- Directed by: Pekka Lehtosaari
- Written by: Pekka Lehtosaari Allu Tuppurainen (characters; uncredited)
- Produced by: Marko Röhr Vladimir Taubkin Andre Sikojev Stefan Beiten Mike Downey Michael Henrichs Zorana Piggott Sophokles Tasioulis Sam Taylor Nikolaus Weil
- Music by: Tuomas Kantelinen
- Production companies: MRP Matila Röhr Productions Greenlight Media AG Film and Music Entertainment (F&ME) Kontakt Production Center
- Distributed by: Nordisk Film (Finland) HB Films (UK)
- Release date: 14 December 2007;
- Running time: 78 minutes
- Countries: Finland Germany United Kingdom Russia
- Languages: Finnish German English Russian
- Budget: €5,200,000
- Box office: $3,133,499

= Quest for a Heart =

Quest for a Heart (Röllin sydän) is a 2007 animated film directed by Pekka Lehtosaari. It is based on the Rölli character created by Allu Tuppurainen, and while it is the third Rölli film (previous films are Rolli: Amazing Tales from 1991 and Rollo and the Spirit of the Woods from 2001), it is also the first Rölli animation. It is also one of the first feature-length animated films produced in Finland, before that an animated adaptation of Seven Brothers was released in 1979, Santa Claus and the Magic Drum was released in 1996 and The Emperor's Secret in 2006. With its over 5 million euro budget, Quest for a Heart is one of the most expensive Finnish films.
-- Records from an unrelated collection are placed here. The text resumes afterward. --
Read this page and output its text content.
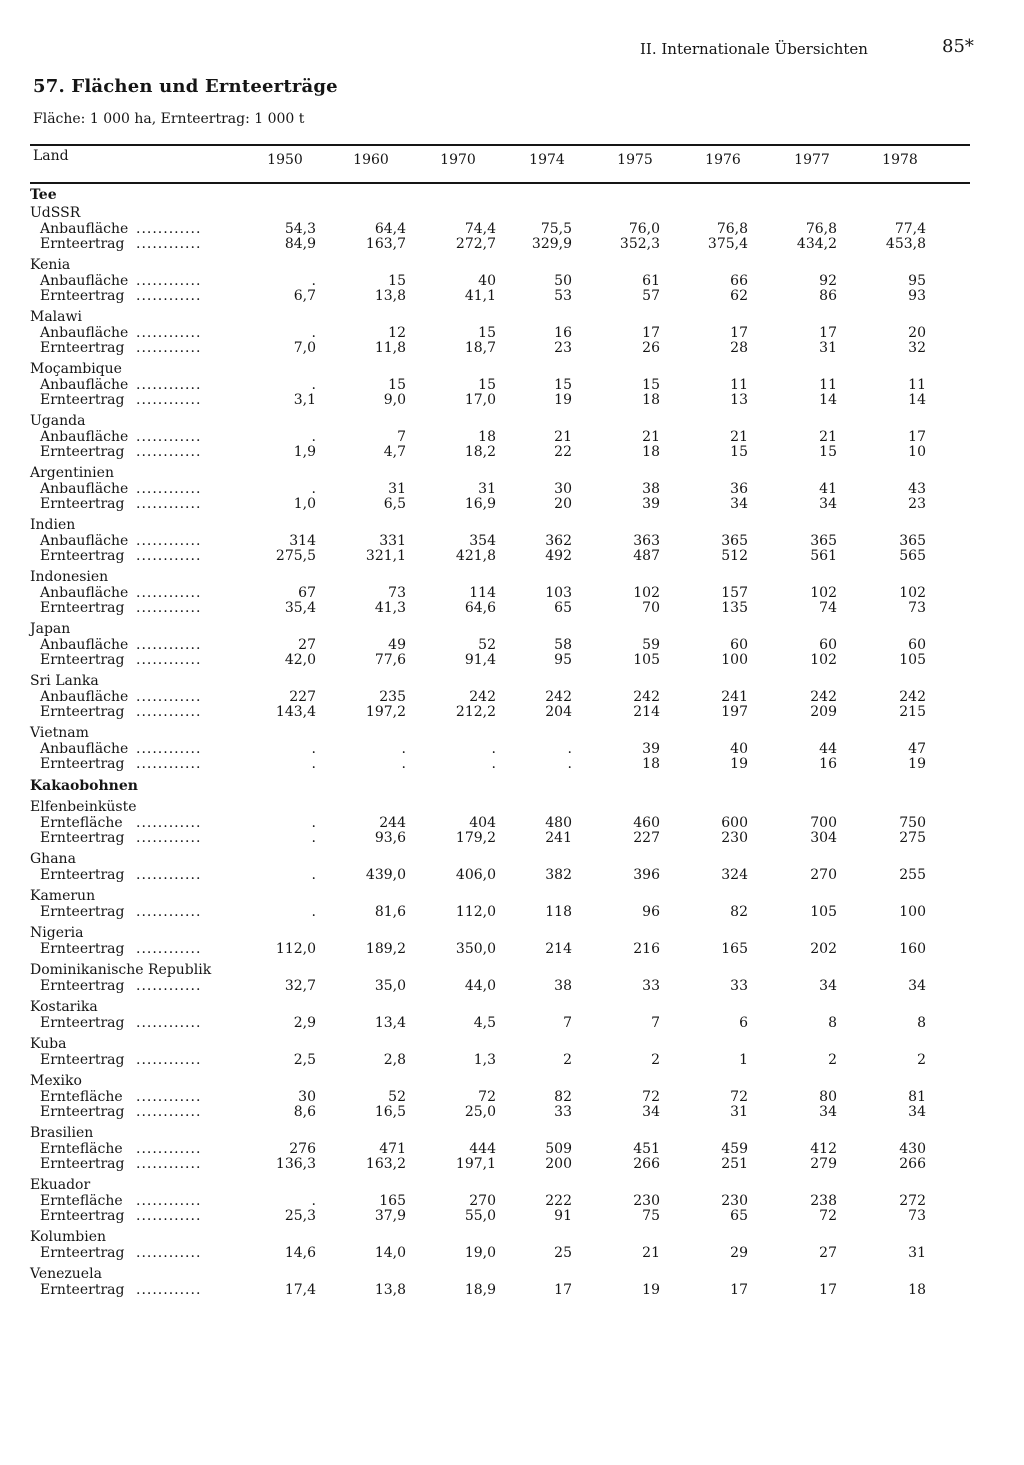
II. Internationale Übersichten	85*
57. Flächen und Ernteerträge
Fläche: 1 000 ha, Ernteertrag: 1 000 t
Land	1950	1960	1970	1974	1975	1976	1977	1978
Tee
UdSSR
Anbaufläche ............	54,3	64,4	74,4	75,5	76,0	76,8	76,8	77,4
Ernteertrag ............	84,9	163,7	272,7	329,9	352,3	375,4	434,2	453,8
Kenia
Anbaufläche ............	.	15	40	50	61	66	92	95
Ernteertrag ............	6,7	13,8	41,1	53	57	62	86	93
Malawi
Anbaufläche ............	.	12	15	16	17	17	17	20
Ernteertrag ............	7,0	11,8	18,7	23	26	28	31	32
Moçambique
Anbaufläche ............	.	15	15	15	15	11	11	11
Ernteertrag ............	3,1	9,0	17,0	19	18	13	14	14
Uganda
Anbaufläche ............	.	7	18	21	21	21	21	17
Ernteertrag ............	1,9	4,7	18,2	22	18	15	15	10
Argentinien
Anbaufläche ............	.	31	31	30	38	36	41	43
Ernteertrag ............	1,0	6,5	16,9	20	39	34	34	23
Indien
Anbaufläche ............	314	331	354	362	363	365	365	365
Ernteertrag ............	275,5	321,1	421,8	492	487	512	561	565
Indonesien
Anbaufläche ............	67	73	114	103	102	157	102	102
Ernteertrag ............	35,4	41,3	64,6	65	70	135	74	73
Japan
Anbaufläche ............	27	49	52	58	59	60	60	60
Ernteertrag ............	42,0	77,6	91,4	95	105	100	102	105
Sri Lanka
Anbaufläche ............	227	235	242	242	242	241	242	242
Ernteertrag ............	143,4	197,2	212,2	204	214	197	209	215
Vietnam
Anbaufläche ............	.	.	.	.	39	40	44	47
Ernteertrag ............	.	.	.	.	18	19	16	19
Kakaobohnen
Elfenbeinküste
Erntefläche ............	.	244	404	480	460	600	700	750
Ernteertrag ............	.	93,6	179,2	241	227	230	304	275
Ghana
Ernteertrag ............	.	439,0	406,0	382	396	324	270	255
Kamerun
Ernteertrag ............	.	81,6	112,0	118	96	82	105	100
Nigeria
Ernteertrag ............	112,0	189,2	350,0	214	216	165	202	160
Dominikanische Republik
Ernteertrag ............	32,7	35,0	44,0	38	33	33	34	34
Kostarika
Ernteertrag ............	2,9	13,4	4,5	7	7	6	8	8
Kuba
Ernteertrag ............	2,5	2,8	1,3	2	2	1	2	2
Mexiko
Erntefläche ............	30	52	72	82	72	72	80	81
Ernteertrag ............	8,6	16,5	25,0	33	34	31	34	34
Brasilien
Erntefläche ............	276	471	444	509	451	459	412	430
Ernteertrag ............	136,3	163,2	197,1	200	266	251	279	266
Ekuador
Erntefläche ............	.	165	270	222	230	230	238	272
Ernteertrag ............	25,3	37,9	55,0	91	75	65	72	73
Kolumbien
Ernteertrag ............	14,6	14,0	19,0	25	21	29	27	31
Venezuela
Ernteertrag ............	17,4	13,8	18,9	17	19	17	17	18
The film won the Best Animation Award at the German Schlingel Film Festival in October 2008 and at the Chicago Children's Film Festival in November 2008.

==Plot==
The story revolves around Rölli the troll who accompanies a spunky elf girl named Milli on a quest to find a magical heart that will save the trolls' village from being turned to stone, despite the fact that trolls and elves are completely opposite in nature.

==Cast==
===Finnish cast===
- Allu Tuppurainen as Rölli
- Saija Lentonen as Millie the Elf
- Esa Saario as Elder/Sage of the Sauna/Narrator
- Jyrki Kovaleff as Atonal
- Matti Ranin as Longwind
- Aarre Karén as Footman
- Maria Järvenhelmi as Princess / Frog
- Pekka Lehtosaari as additional voices

===English cast===
- Mackenzie Crook as Rölli
- Lisa Stansfield as Millie the Elf
- Roger Hammond as Elder
- Gary Martin as Sage of the Sauna
- Jim McManus as Atonal
- Ian Thompson as Longwind
- William Vanderpuye as Footman
- Jo Wyatt as Princess / Frog
- James Greene as Narrator

==Home media==
The film was released on DVD in most European territories, and was released as a direct-to-video film in United Kingdom on DVD by HB Films.